Nature and Shape of Stacking Faults in 3C-SiC by Molecular Dynamics Simulations

Classical molecular dynamics simulations are used to investigate the 3D evolution of stacking faults (SFs), including the partial dislocation (PD) loops enclosing them, during growth of 3C-SiC layers on Si(001). It is shown that the evolution of single PD loops releasing tensile strain during the initial carbonization stage, commonly preceding 3C-SiC deposition, leads to the formation of experimentally observed V- or Delta-shaped SFs, the key role being played by the differences in the mobilities between Si- and C-terminated PD segments. Nucleation in the adjacent planes of PD loops takes place at later stage of 3C-SiC deposition, when slightly compressive-strain conditions are present. It is shown that such a process very efficiently decreases the elastic energy of the 3C-SiC crystal. The maximum energy decrease is obtained via the formation of triple SFs with common boundaries made up by PD loops yielding a zero total Burgers vector.

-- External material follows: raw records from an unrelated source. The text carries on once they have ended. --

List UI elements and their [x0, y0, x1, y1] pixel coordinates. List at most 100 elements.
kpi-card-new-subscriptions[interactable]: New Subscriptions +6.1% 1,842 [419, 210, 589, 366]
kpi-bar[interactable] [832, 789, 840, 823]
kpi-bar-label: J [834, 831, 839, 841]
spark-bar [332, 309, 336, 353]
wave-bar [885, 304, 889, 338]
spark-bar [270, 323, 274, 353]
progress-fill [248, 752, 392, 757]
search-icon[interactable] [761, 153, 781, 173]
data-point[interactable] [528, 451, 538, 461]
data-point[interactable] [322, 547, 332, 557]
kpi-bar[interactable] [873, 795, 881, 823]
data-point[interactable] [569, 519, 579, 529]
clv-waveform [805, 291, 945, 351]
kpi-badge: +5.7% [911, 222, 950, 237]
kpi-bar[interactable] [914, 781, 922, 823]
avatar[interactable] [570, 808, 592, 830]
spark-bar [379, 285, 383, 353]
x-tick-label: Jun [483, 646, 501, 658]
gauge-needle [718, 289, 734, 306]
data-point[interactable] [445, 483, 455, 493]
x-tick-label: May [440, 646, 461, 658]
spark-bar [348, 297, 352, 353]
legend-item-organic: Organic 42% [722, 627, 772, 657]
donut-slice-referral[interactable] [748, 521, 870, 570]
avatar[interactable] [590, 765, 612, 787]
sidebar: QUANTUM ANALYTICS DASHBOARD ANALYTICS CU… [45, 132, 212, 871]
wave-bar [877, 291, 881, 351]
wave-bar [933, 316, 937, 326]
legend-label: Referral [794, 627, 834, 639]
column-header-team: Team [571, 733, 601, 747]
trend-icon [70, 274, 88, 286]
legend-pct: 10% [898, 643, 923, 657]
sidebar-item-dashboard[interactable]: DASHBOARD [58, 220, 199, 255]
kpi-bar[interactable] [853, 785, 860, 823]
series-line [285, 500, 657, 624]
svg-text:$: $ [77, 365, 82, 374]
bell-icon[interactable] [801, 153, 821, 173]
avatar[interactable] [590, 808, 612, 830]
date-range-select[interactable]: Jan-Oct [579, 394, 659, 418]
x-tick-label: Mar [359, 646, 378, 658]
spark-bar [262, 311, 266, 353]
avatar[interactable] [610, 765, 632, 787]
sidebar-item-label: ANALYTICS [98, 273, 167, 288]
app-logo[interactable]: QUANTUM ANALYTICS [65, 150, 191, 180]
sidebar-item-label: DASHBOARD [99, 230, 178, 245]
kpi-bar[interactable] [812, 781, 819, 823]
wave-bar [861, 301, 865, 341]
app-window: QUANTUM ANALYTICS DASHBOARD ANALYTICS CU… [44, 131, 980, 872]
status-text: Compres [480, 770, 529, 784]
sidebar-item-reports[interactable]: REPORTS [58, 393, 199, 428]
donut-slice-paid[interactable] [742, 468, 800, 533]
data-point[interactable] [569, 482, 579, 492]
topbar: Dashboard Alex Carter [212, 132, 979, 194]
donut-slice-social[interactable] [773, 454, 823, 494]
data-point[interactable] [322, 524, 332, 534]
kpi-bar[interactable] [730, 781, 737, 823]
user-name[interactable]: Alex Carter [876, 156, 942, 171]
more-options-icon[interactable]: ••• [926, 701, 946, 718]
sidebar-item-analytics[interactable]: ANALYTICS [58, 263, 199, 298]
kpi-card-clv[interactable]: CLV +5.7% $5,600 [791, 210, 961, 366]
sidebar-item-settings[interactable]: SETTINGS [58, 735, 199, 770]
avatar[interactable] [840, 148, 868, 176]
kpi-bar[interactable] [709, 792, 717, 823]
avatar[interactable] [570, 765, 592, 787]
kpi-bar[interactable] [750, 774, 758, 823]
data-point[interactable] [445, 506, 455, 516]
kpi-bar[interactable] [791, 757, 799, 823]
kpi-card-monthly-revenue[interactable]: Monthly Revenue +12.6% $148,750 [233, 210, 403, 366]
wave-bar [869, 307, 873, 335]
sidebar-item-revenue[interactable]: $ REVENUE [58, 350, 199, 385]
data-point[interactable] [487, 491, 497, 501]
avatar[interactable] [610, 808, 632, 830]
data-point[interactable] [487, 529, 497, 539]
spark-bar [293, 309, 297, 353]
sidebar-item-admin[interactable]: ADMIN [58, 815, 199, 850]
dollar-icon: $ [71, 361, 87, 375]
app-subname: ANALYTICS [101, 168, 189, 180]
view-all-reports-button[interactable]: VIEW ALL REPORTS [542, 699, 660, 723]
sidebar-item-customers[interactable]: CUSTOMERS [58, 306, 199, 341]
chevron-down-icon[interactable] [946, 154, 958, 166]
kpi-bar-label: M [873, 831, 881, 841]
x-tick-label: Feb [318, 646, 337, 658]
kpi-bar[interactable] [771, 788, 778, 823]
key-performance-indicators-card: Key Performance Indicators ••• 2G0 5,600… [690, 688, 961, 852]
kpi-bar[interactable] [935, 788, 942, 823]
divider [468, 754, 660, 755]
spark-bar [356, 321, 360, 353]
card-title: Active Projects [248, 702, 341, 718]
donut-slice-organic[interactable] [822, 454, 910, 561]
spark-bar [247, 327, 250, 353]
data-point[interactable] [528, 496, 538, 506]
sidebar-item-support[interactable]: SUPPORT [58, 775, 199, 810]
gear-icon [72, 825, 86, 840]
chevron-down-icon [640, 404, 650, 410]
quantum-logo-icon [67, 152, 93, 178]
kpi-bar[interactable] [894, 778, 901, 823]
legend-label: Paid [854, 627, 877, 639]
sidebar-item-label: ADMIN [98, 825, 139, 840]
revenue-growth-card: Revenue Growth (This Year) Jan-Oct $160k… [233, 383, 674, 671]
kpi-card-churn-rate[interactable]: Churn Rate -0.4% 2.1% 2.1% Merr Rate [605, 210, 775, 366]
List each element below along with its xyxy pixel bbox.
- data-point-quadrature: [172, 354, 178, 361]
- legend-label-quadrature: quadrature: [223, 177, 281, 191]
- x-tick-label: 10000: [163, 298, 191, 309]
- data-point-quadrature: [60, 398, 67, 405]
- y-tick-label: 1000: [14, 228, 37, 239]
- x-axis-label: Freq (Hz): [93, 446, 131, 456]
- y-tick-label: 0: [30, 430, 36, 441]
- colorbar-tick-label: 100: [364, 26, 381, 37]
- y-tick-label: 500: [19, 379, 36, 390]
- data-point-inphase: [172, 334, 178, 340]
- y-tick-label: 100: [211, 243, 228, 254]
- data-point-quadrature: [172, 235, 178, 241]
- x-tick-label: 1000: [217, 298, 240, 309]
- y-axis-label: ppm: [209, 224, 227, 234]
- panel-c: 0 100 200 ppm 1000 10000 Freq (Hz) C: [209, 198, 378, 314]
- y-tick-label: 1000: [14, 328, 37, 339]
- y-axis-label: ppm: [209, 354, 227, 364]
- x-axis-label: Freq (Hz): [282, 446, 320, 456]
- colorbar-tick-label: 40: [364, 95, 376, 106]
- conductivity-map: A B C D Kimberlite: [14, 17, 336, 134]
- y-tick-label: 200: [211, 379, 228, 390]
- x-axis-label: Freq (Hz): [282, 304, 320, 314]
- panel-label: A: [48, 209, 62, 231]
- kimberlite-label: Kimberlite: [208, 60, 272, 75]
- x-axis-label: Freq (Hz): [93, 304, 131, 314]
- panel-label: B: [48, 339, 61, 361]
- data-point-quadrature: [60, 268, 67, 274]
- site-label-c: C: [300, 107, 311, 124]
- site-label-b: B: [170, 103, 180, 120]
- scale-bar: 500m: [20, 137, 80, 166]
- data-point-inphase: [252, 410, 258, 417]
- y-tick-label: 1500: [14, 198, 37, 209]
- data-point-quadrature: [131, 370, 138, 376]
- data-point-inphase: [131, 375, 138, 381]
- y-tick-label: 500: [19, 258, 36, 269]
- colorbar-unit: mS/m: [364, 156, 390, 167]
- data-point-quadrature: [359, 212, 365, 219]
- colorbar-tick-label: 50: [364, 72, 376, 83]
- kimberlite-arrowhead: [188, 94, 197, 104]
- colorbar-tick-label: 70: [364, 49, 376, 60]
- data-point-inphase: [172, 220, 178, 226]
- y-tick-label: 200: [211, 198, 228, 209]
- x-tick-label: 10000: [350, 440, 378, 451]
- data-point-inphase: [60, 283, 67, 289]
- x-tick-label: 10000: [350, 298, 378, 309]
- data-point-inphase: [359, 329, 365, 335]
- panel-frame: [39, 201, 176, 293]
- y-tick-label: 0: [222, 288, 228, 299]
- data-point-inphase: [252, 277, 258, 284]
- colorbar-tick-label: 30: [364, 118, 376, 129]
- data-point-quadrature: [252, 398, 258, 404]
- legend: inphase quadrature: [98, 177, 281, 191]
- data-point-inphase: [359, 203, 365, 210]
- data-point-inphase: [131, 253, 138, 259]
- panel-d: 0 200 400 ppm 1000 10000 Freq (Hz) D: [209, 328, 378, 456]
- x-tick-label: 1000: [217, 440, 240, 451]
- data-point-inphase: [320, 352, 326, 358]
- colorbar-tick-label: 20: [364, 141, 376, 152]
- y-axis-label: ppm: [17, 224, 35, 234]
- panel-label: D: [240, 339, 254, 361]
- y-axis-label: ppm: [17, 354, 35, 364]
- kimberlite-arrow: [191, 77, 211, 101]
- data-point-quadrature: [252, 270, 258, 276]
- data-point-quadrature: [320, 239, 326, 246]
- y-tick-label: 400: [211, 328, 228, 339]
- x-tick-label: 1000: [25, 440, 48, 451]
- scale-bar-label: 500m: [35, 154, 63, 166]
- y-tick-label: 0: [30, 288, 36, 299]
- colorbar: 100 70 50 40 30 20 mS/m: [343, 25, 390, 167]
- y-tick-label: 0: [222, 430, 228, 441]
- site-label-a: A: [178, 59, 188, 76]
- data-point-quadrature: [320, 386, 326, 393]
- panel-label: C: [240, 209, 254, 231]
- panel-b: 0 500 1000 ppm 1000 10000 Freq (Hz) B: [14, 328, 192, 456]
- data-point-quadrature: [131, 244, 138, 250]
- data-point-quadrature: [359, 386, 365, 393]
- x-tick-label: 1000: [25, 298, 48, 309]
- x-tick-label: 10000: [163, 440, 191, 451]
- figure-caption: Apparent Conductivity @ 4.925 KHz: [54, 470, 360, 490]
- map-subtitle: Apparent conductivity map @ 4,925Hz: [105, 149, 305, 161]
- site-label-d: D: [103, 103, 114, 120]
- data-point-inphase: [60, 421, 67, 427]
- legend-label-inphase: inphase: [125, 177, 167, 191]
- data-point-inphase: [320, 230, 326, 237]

Obtained results explain the experimentally observed relative abundance of compact microtwin regions in 3C-SiC layers as compared with the other SF-related defects.

Automated summary

Classical molecular dynamics simulations reveal that the evolution of single PD loops releasing tensile strain during the initial carbonization stage leads to the formation of experimentally observed V- or Delta-shaped SFs, while nucleation in the adjacent planes of PD loops occurs at a later stage of 3C-SiC deposition under slightly compressive-strain conditions. This process efficiently decreases the elastic energy of the 3C-SiC crystal by forming triple SFs with common boundaries made up by PD loops yielding a zero total Burgers vector.